Other advantages of pragmatic trials are the possibility of using existing data sources, as well as a higher likelihood of detecting meaningful changes than traditional trials. However, pragmatic trials may have some limitations that limit their reliability and generalizability. The participation rates in certain trials may be lower than anticipated because of the healthy-volunteering effect, financial incentives or competition from other research studies. The necessity to recruit people quickly restricts the sample size and the impact of many practical trials. Additionally certain pragmatic trials lack controls to ensure that the observed differences aren't due to biases in the conduct of trials.

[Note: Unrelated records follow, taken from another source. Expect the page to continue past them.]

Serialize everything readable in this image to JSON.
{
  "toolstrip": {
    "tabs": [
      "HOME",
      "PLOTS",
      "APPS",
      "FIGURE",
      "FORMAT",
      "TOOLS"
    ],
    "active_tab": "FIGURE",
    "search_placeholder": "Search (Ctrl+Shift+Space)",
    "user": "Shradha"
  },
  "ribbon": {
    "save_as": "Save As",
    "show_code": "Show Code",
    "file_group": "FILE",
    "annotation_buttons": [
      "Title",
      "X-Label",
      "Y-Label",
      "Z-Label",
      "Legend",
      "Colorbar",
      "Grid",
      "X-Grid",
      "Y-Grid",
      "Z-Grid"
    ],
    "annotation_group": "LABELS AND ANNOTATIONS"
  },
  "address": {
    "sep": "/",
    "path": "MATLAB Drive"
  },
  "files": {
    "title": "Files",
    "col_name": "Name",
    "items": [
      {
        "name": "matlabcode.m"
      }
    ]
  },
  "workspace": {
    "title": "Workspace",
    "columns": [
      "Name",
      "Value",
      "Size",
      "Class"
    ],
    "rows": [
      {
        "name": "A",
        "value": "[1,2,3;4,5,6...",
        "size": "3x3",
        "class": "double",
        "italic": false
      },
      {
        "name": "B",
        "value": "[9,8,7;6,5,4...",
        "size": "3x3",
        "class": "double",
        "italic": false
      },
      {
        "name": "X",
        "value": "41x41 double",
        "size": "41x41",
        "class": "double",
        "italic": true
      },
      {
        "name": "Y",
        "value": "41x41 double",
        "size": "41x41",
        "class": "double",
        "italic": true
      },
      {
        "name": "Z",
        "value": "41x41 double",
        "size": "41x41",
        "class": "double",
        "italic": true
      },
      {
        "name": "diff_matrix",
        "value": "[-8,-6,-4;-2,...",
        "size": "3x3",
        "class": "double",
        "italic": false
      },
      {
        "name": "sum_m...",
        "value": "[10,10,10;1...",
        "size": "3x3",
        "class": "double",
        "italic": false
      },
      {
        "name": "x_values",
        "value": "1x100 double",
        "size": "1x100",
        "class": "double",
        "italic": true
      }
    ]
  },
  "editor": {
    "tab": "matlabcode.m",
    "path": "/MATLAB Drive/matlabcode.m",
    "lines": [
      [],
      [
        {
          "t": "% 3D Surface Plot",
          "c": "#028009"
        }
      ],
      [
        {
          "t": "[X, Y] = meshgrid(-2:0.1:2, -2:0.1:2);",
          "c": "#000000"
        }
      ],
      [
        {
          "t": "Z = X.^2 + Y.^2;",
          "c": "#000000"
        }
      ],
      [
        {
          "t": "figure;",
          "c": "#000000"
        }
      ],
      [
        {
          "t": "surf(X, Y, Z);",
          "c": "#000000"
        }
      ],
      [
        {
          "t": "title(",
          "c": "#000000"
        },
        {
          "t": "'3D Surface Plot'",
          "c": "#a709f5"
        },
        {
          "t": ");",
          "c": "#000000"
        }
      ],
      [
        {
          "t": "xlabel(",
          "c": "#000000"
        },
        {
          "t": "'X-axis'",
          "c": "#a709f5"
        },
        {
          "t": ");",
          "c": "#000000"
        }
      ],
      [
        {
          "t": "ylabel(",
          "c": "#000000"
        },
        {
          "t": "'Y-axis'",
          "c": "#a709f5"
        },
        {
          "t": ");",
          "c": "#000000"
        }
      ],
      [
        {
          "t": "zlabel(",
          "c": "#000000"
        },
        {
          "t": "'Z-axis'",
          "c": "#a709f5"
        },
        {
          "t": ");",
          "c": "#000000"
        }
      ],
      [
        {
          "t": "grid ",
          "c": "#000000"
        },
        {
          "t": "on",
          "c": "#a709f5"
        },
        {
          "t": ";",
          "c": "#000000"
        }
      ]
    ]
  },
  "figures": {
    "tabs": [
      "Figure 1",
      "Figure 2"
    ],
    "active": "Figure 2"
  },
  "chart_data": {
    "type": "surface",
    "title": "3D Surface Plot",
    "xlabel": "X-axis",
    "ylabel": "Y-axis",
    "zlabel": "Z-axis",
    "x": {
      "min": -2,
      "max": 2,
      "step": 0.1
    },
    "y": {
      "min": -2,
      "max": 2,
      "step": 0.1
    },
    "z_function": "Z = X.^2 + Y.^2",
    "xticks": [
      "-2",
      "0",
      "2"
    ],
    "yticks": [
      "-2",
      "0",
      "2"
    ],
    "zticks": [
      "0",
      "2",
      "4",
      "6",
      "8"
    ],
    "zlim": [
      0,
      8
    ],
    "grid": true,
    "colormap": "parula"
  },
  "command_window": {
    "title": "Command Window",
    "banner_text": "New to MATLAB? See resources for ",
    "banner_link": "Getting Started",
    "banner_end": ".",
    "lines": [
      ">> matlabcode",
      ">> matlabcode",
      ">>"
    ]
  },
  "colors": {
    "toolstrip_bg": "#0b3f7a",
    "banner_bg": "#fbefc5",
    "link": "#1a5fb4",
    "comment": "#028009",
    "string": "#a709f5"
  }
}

The authors of the Pragmatic Free Trial Meta identified RCTs published from 2022 to 2022 that self-described themselves as pragmatic. The PRECIS-2 tool was employed to evaluate the pragmatism of these trials. It includes domains such as eligibility criteria, recruitment flexibility, adherence to intervention, and follow-up. They discovered that 14 trials scored highly pragmatic or pragmatic (i.e. scoring 5 or higher) in at least one of these domains.
Trials with a high pragmatism score tend to have higher eligibility criteria than traditional RCTs which have very specific criteria that are not likely to be present in clinical practice, and they contain patients from a broad variety of hospitals. These characteristics, according to the authors, may make pragmatic trials more relevant and applicable in the daily clinical. However they do not guarantee that a trial will be free of bias. Furthermore, the pragmatism of a trial is not a definite characteristic A pragmatic trial that doesn't possess all the characteristics of an explanatory trial may yield valid and useful results.